Perhaps one of the most endearing aspects of the online archive is that it does not overtly, or even covertly, try to sell us anything. Any social media literate individual will know the near impossibility of navigating the digital sphere without feeling the pressure to spend. The influencer economy is able to sell to us in a way that looks, and feels, unobtrusive.

As noted by Emily Hund in her 2023 work, ‘The Influencer industry’, Instagram is created for ‘producing, evaluating and marketing content relied on a positive association with authenticity’. 

In a world where authenticity is constructed by the rules of online engagement - it may feel far-fetched to describe any Instagram account as genuine. The Westwood archives (@westwoodarchives) dedicated to the late, great fashion designer is one exception. The account owner runs meticulous documentation of Westwood’s oeuvre - a refreshing view into an icon who has recently been distilled into her orb necklaces and rings. Overlooked elements of Westwood’s history appear; images of The New Romantics runway, the designer’s fascination with pirates, and the pieces featured in the cult-classic anime ‘NANA’. Considering Westwood’s fascination with the outmoded, unfashionable and ridiculous - it feels suitable that her work be showcased through an archival lens.

The celebration of a life’s work is one of the crucial tasks of the individual archiver - as demonstrated in the James Baldwin dedicated collection (@jamesbaldwinarchive). Administrated by Egyptian-American writer Fawzy, the archive is described as a place to focus on the life and work of the Black queer genius. The archive curates images of Baldwin throughout his life, accompanied by quotes from his writing - compiling images, interviews and facts to shape an easily accessible online portrait. Fawzy includes links to Baldwin’s writing: A report from Occupied Territory, Letter from a Region in My Mind, and his dispatches from the civil rights movement. These sources may not always appear totally unfamiliar: while they have been drawn from the archives of mass culture - their act of retrieval represents something crucial in our present moment. 

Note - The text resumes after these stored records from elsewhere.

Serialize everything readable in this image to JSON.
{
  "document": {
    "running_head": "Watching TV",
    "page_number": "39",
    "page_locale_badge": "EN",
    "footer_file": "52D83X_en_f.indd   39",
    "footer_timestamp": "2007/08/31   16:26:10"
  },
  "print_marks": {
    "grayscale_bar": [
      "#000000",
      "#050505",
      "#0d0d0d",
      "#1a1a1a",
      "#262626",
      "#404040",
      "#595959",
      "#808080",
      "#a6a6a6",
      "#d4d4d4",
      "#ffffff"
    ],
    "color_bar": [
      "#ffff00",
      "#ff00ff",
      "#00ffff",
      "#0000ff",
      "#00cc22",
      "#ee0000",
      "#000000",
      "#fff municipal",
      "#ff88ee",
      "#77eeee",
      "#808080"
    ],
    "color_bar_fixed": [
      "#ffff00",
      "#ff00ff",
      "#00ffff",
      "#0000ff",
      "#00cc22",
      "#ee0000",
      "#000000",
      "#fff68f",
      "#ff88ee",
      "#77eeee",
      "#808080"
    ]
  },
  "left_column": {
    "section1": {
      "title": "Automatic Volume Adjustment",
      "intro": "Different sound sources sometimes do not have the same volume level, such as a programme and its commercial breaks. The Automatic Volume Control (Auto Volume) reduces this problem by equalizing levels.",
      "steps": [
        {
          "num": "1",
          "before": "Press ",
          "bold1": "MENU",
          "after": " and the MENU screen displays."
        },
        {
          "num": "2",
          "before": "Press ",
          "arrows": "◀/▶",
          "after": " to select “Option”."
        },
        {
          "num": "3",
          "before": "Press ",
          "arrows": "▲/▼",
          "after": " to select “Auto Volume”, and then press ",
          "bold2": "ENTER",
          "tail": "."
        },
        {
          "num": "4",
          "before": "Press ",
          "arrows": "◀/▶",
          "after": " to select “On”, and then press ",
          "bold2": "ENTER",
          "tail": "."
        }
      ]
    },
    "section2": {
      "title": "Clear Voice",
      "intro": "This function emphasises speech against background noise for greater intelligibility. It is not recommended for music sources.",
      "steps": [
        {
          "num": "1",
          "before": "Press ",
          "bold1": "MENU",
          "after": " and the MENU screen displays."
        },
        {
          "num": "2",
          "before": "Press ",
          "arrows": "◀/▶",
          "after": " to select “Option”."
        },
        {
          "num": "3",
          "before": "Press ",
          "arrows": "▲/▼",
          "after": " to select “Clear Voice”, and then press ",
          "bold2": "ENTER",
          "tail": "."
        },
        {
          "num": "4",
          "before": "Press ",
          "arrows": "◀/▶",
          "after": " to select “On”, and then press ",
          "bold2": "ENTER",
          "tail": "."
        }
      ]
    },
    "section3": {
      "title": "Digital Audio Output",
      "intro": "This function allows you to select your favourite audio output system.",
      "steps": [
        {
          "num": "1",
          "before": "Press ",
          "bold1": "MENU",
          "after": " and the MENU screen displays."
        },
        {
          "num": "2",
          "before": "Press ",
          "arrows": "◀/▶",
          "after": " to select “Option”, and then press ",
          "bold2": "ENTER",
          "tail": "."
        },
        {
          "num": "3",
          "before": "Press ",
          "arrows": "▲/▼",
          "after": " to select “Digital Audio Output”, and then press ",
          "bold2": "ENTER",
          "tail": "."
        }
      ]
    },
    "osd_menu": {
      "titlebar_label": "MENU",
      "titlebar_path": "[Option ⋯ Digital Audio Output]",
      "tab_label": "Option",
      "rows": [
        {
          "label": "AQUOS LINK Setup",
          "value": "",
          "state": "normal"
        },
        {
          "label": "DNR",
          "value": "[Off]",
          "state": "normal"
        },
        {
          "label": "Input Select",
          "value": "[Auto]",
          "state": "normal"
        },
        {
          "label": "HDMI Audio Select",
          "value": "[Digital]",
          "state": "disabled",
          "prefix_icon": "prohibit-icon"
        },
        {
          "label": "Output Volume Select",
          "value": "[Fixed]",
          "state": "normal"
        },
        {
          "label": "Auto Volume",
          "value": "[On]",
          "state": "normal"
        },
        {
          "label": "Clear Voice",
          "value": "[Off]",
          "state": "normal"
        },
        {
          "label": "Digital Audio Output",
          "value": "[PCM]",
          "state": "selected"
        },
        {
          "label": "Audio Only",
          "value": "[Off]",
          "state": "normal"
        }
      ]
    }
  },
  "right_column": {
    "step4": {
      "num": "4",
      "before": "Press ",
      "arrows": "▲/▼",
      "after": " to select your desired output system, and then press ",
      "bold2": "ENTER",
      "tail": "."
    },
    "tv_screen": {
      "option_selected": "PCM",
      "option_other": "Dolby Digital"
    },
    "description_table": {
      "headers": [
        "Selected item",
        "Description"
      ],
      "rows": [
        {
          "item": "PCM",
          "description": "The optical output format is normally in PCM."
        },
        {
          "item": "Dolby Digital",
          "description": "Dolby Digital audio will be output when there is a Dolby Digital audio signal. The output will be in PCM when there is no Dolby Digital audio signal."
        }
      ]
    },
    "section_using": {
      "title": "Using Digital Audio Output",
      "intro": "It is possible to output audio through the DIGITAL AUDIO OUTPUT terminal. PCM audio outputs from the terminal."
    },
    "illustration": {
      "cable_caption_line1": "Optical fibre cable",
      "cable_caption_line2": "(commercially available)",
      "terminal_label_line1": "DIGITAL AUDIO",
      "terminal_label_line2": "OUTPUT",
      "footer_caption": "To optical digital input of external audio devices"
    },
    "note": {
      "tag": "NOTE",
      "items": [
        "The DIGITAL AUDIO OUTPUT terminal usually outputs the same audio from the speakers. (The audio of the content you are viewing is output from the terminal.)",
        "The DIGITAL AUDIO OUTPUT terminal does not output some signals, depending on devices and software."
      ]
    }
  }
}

“By undermining the Instagram algorithm’s focus on the monetary, the online archive may be the one positive side effect of our visually-saturated cultural moment.”

John Tagg, in his essay The Archiving Machine; or, The Camera and the Filing Cabinet writes how the archive becomes the repository of collective memory. As the archive mutates, from the rules of scientific documentation to a community-led act of remembrance - the importance of accounts such as Alayo Akinkugbe’s becomes clear. A Black History of Art (@ablackhistoryofart) is dedicated to highlighting overlooked Black artists, sitters, curators and thinkers from art history and today. Alayo Akinkugbe, an art historian and curator, presents an archive that is notably absent from the curricula of traditional art institutions and universities. Works by Deana Lawson, a contemporary American photographer of Black lives in the public and private sphere, coincide with the portrait of Katherina, by Albrecht Durer, painted in 1521. 

More than any other archival example discussed here, this account demonstrates the ability of the archive to produce strands of connection between the past and present, and foster new trajectories. 

The Archival Instagram impulse presents an exciting new future for the online sphere. By undermining the Instagram algorithm’s focus on the monetary, the online archive may be the one positive side effect of our visually-saturated cultural moment. They are reminiscent of the non-commercial orientation of Web 1.0, the history of which is now preserved by digital archivists in projects like text files and WWWTXT, and foregrounds a hopeful beginning for Web 3.0.